La cita estaba prevista para las doce de la mañana en dos puntos concretos de la Ciudad Condal. En la Plaza Sant Jaume, sede del Parlament catalán, los altos cargos de la Generalitat han expresado su rechazo formal a las actuaciones de la Policía y la Guardia Civil para frenar el 1-O. Sin embargo, es en la Plaza Universitat donde se ha dado cita la ciudadanía, aquellos que salieron ayer de su casa para blindar las urnas al grito de “las calles serán siempre nuestras” y que sufrieron las conclusiones de un proceso descarrilado en manos de la clase política y que tienen que seguir con sus vídas el día después del 1-O.
La reunión parecía una demostración de músculo importante por partida doble. Primero para visualizar el rechazo a las actuaciones policiales de este domingo, y segundo para pulsar la posible incidencia de la huelga general convocada para mañana por las secciones autonómicas de los principales sindicatos nacionales.

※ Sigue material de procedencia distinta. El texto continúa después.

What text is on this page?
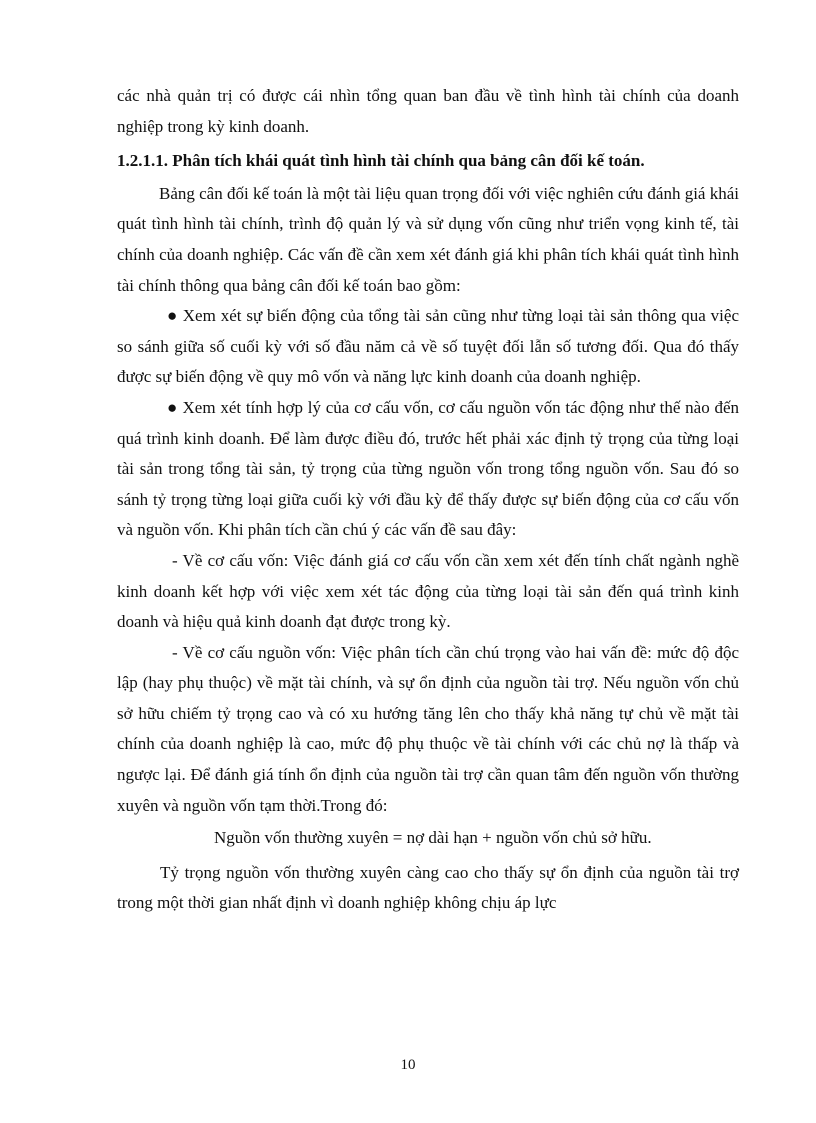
các nhà quản trị có được cái nhìn tổng quan ban đầu về tình hình tài chính của doanh nghiệp trong kỳ kinh doanh.

1.2.1.1. Phân tích khái quát tình hình tài chính qua bảng cân đối kế toán.

Bảng cân đối kế toán là một tài liệu quan trọng đối với việc nghiên cứu đánh giá khái quát tình hình tài chính, trình độ quản lý và sử dụng vốn cũng như triển vọng kinh tế, tài chính của doanh nghiệp. Các vấn đề cần xem xét đánh giá khi phân tích khái quát tình hình tài chính thông qua bảng cân đối kế toán bao gồm:

● Xem xét sự biến động của tổng tài sản cũng như từng loại tài sản thông qua việc so sánh giữa số cuối kỳ với số đầu năm cả về số tuyệt đối lẫn số tương đối. Qua đó thấy được sự biến động về quy mô vốn và năng lực kinh doanh của doanh nghiệp.

● Xem xét tính hợp lý của cơ cấu vốn, cơ cấu nguồn vốn tác động như thế nào đến quá trình kinh doanh. Để làm được điều đó, trước hết phải xác định tỷ trọng của từng loại tài sản trong tổng tài sản, tỷ trọng của từng nguồn vốn trong tổng nguồn vốn. Sau đó so sánh tỷ trọng từng loại giữa cuối kỳ với đầu kỳ để thấy được sự biến động của cơ cấu vốn và nguồn vốn. Khi phân tích cần chú ý các vấn đề sau đây:

- Về cơ cấu vốn: Việc đánh giá cơ cấu vốn cần xem xét đến tính chất ngành nghề kinh doanh kết hợp với việc xem xét tác động của từng loại tài sản đến quá trình kinh doanh và hiệu quả kinh doanh đạt được trong kỳ.

- Về cơ cấu nguồn vốn: Việc phân tích cần chú trọng vào hai vấn đề: mức độ độc lập (hay phụ thuộc) về mặt tài chính, và sự ổn định của nguồn tài trợ. Nếu nguồn vốn chủ sở hữu chiếm tỷ trọng cao và có xu hướng tăng lên cho thấy khả năng tự chủ về mặt tài chính của doanh nghiệp là cao, mức độ phụ thuộc về tài chính với các chủ nợ là thấp và ngược lại. Để đánh giá tính ổn định của nguồn tài trợ cần quan tâm đến nguồn vốn thường xuyên và nguồn vốn tạm thời.Trong đó:

Nguồn vốn thường xuyên = nợ dài hạn + nguồn vốn chủ sở hữu.

Tỷ trọng nguồn vốn thường xuyên càng cao cho thấy sự ổn định của nguồn tài trợ trong một thời gian nhất định vì doanh nghiệp không chịu áp lực

10
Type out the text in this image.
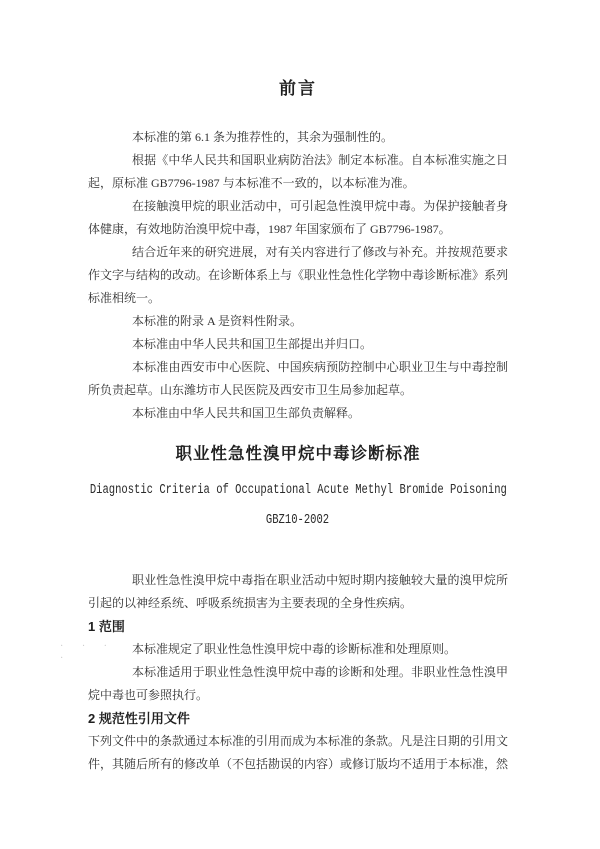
· · · ·
前言
本标准的第 6.1 条为推荐性的，其余为强制性的。
根据《中华人民共和国职业病防治法》制定本标准。自本标准实施之日
起，原标准 GB7796-1987 与本标准不一致的，以本标准为准。
在接触溴甲烷的职业活动中，可引起急性溴甲烷中毒。为保护接触者身
体健康，有效地防治溴甲烷中毒，1987 年国家颁布了 GB7796-1987。
结合近年来的研究进展，对有关内容进行了修改与补充。并按规范要求
作文字与结构的改动。在诊断体系上与《职业性急性化学物中毒诊断标准》系列
标准相统一。
本标准的附录 A 是资料性附录。
本标准由中华人民共和国卫生部提出并归口。
本标准由西安市中心医院、中国疾病预防控制中心职业卫生与中毒控制
所负责起草。山东潍坊市人民医院及西安市卫生局参加起草。
本标准由中华人民共和国卫生部负责解释。
职业性急性溴甲烷中毒诊断标准
Diagnostic Criteria of Occupational Acute Methyl Bromide Poisoning
GBZ10-2002
职业性急性溴甲烷中毒指在职业活动中短时期内接触较大量的溴甲烷所
引起的以神经系统、呼吸系统损害为主要表现的全身性疾病。
1 范围
本标准规定了职业性急性溴甲烷中毒的诊断标准和处理原则。
本标准适用于职业性急性溴甲烷中毒的诊断和处理。非职业性急性溴甲
烷中毒也可参照执行。
2 规范性引用文件
下列文件中的条款通过本标准的引用而成为本标准的条款。凡是注日期的引用文
件，其随后所有的修改单（不包括勘误的内容）或修订版均不适用于本标准，然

Algo imposible de valorar a posteriori, ya que la mayoría de los congregados era, o bien universitarios, o bien jubilados y personas que esta mañana no tenían que acudir al trabajo.

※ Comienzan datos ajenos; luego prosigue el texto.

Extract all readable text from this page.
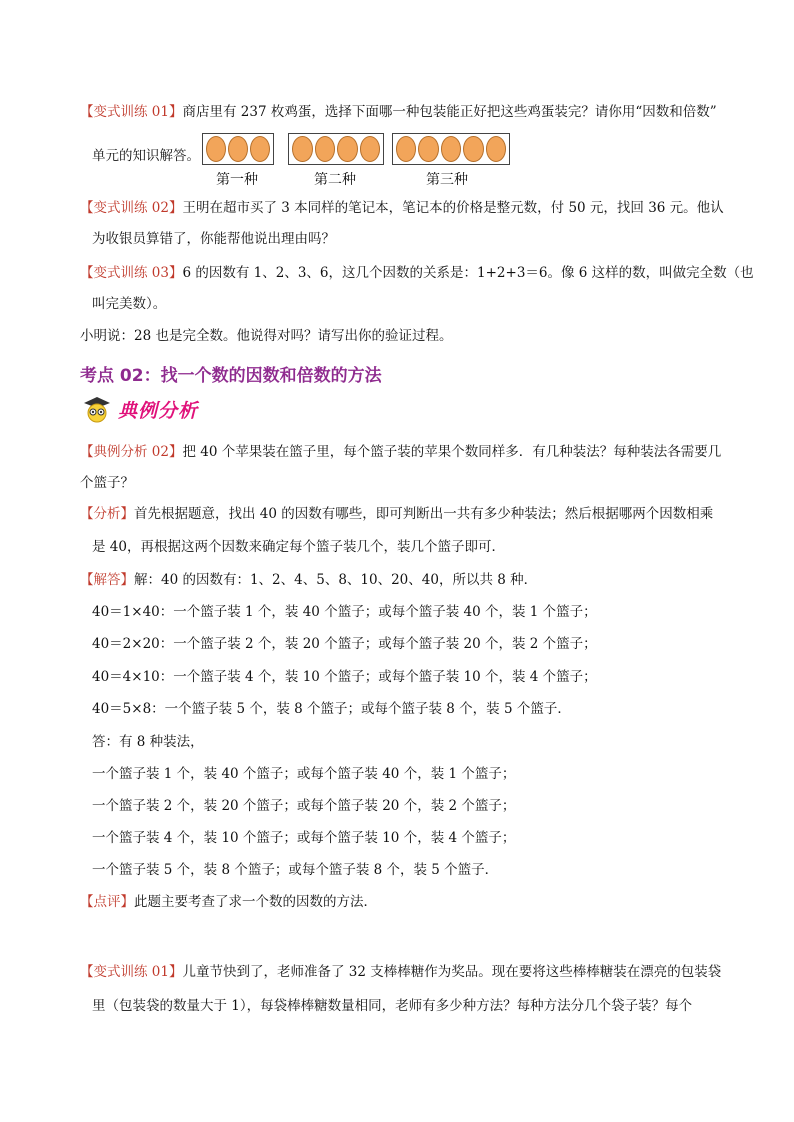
【变式训练 01】商店里有 237 枚鸡蛋，选择下面哪一种包装能正好把这些鸡蛋装完？请你用“因数和倍数”
单元的知识解答。
第一种	第二种	第三种
【变式训练 02】王明在超市买了 3 本同样的笔记本，笔记本的价格是整元数，付 50 元，找回 36 元。他认
为收银员算错了，你能帮他说出理由吗？
【变式训练 03】6 的因数有 1、2、3、6，这几个因数的关系是：1+2+3＝6。像 6 这样的数，叫做完全数（也
叫完美数）。
小明说：28 也是完全数。他说得对吗？请写出你的验证过程。
考点 02：找一个数的因数和倍数的方法
典例分析
【典例分析 02】把 40 个苹果装在篮子里，每个篮子装的苹果个数同样多．有几种装法？每种装法各需要几
个篮子？
【分析】首先根据题意，找出 40 的因数有哪些，即可判断出一共有多少种装法；然后根据哪两个因数相乘
是 40，再根据这两个因数来确定每个篮子装几个，装几个篮子即可．
【解答】解：40 的因数有：1、2、4、5、8、10、20、40，所以共 8 种．
40＝1×40：一个篮子装 1 个，装 40 个篮子；或每个篮子装 40 个，装 1 个篮子；
40＝2×20：一个篮子装 2 个，装 20 个篮子；或每个篮子装 20 个，装 2 个篮子；
40＝4×10：一个篮子装 4 个，装 10 个篮子；或每个篮子装 10 个，装 4 个篮子；
40＝5×8：一个篮子装 5 个，装 8 个篮子；或每个篮子装 8 个，装 5 个篮子．
答：有 8 种装法，
一个篮子装 1 个，装 40 个篮子；或每个篮子装 40 个，装 1 个篮子；
一个篮子装 2 个，装 20 个篮子；或每个篮子装 20 个，装 2 个篮子；
一个篮子装 4 个，装 10 个篮子；或每个篮子装 10 个，装 4 个篮子；
一个篮子装 5 个，装 8 个篮子；或每个篮子装 8 个，装 5 个篮子．
【点评】此题主要考查了求一个数的因数的方法．
【变式训练 01】儿童节快到了，老师准备了 32 支棒棒糖作为奖品。现在要将这些棒棒糖装在漂亮的包装袋
里（包装袋的数量大于 1），每袋棒棒糖数量相同，老师有多少种方法？每种方法分几个袋子装？每个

Sin embargo, las heridas de la jornada de ayer son palpables en Barcelona a simple vista. No es un tema de banderas u opiniones. Es la calma tensa que antecede a otra tormenta, la de la declaración unilateral de independencia anunciada ayer por Carles Puigdemont. No hay otro tema en las charlas de café de los catalanes que no sea la herida abierta por el referéndum. Y la escena perdura. A las 9 de la mañana, una chica paseaba por la calle Aribau asida a una carpeta. En el ojo, mostraba el rastro de unos golpes y arañazos recién aflorados. A su lado, una treintena de estudiantes extranjeros esperaba el café en un establecimiento a pie de calle, en un reflejo de la dicotomía que vive en estos días la Ciudad Condal.

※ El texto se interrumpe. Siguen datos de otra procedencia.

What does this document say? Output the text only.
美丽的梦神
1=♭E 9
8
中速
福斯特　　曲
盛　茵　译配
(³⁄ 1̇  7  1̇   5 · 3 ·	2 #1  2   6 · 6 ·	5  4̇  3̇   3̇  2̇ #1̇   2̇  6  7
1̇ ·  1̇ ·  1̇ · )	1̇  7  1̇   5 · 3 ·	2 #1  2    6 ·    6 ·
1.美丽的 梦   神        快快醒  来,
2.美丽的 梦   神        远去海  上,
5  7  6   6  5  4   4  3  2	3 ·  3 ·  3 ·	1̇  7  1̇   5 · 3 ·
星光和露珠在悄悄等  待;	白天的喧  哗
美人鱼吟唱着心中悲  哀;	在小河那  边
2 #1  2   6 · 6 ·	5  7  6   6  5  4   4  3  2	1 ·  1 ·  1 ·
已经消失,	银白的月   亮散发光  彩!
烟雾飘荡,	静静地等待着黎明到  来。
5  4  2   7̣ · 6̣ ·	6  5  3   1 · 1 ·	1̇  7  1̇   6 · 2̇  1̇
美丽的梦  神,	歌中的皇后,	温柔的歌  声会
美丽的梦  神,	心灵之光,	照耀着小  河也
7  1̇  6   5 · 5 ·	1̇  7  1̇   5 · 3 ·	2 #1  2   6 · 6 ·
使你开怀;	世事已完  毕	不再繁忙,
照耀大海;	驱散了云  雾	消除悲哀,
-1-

“Pablo tiene un moratón en la rodilla y el otro mucho dolor en el codo”, explicaba una madre por teléfono mientras en un paso de cebra, una pareja de mossos recibía el saludo constante de los viandantes. “Tío, cuantos indepes hay”, le confesaba uno al otro con voz discreta en otra muestra de las distintas posturas que se viven también dentro de la policía autonómica. Sobre todos, unos y otros, independientes o españolistas, sobre cualquiera en medio esa escala de grises pesa hoy la imagen de las Fuerzas de Seguridad del Estado cargando contra aquellos que protegieron las urnas.
Los agentes –que hoy custodiaban la concentración independentista a 200 metros de distancia con una hilera de furgones- se han convertido con su actuación en diana de las iras, igual que el Gobierno de Mariano Rajoy. Nada. Ni un solo reproche se escucha en este entorno sobre la gestión de Carles Puigdemont y su Govern a la hora de plantear un referéndum ilegal y llamar a la movilización ciudadana para tomar la calle. La prensa “española” también está en el foco, acusada de manipular las imágenes e informaciones que tienen que ver con el proceso. Una política de buenos y malos que tacha a la policía de “fuerza de ocupación” y ensalza a otros cuerpos como los bomberos de Barcelona, aplaudidos a brazo partido cuando uno de sus camiones pasaba por una calle cortada ya por los manifestantes.
Fuera del mar de esteladas, el proceso empieza a hacer mella. Unos y otros quieren tranquilidad y estabilidad democrática. Algo que se ha perdido gane quien gane el pulso político o el de la opinión pública, “Estoy cansado de estos pesados”, se escuchaba en una charla de café previa a la oficina en el centro financiero de la Ciudad Condal. “Sí, pero lo que ha pasado no se puede consentir”, recordaba otro compañero sobre las cargas policiales. No es una búsqueda de culpables. No es un asunto de vencedores y vencidos. Es el sentir popular de que las consecuencias de los errores políticos, de uno y otro signo, las paga siempre el ciudadano. Y de que pase lo que pase, ya es suficiente.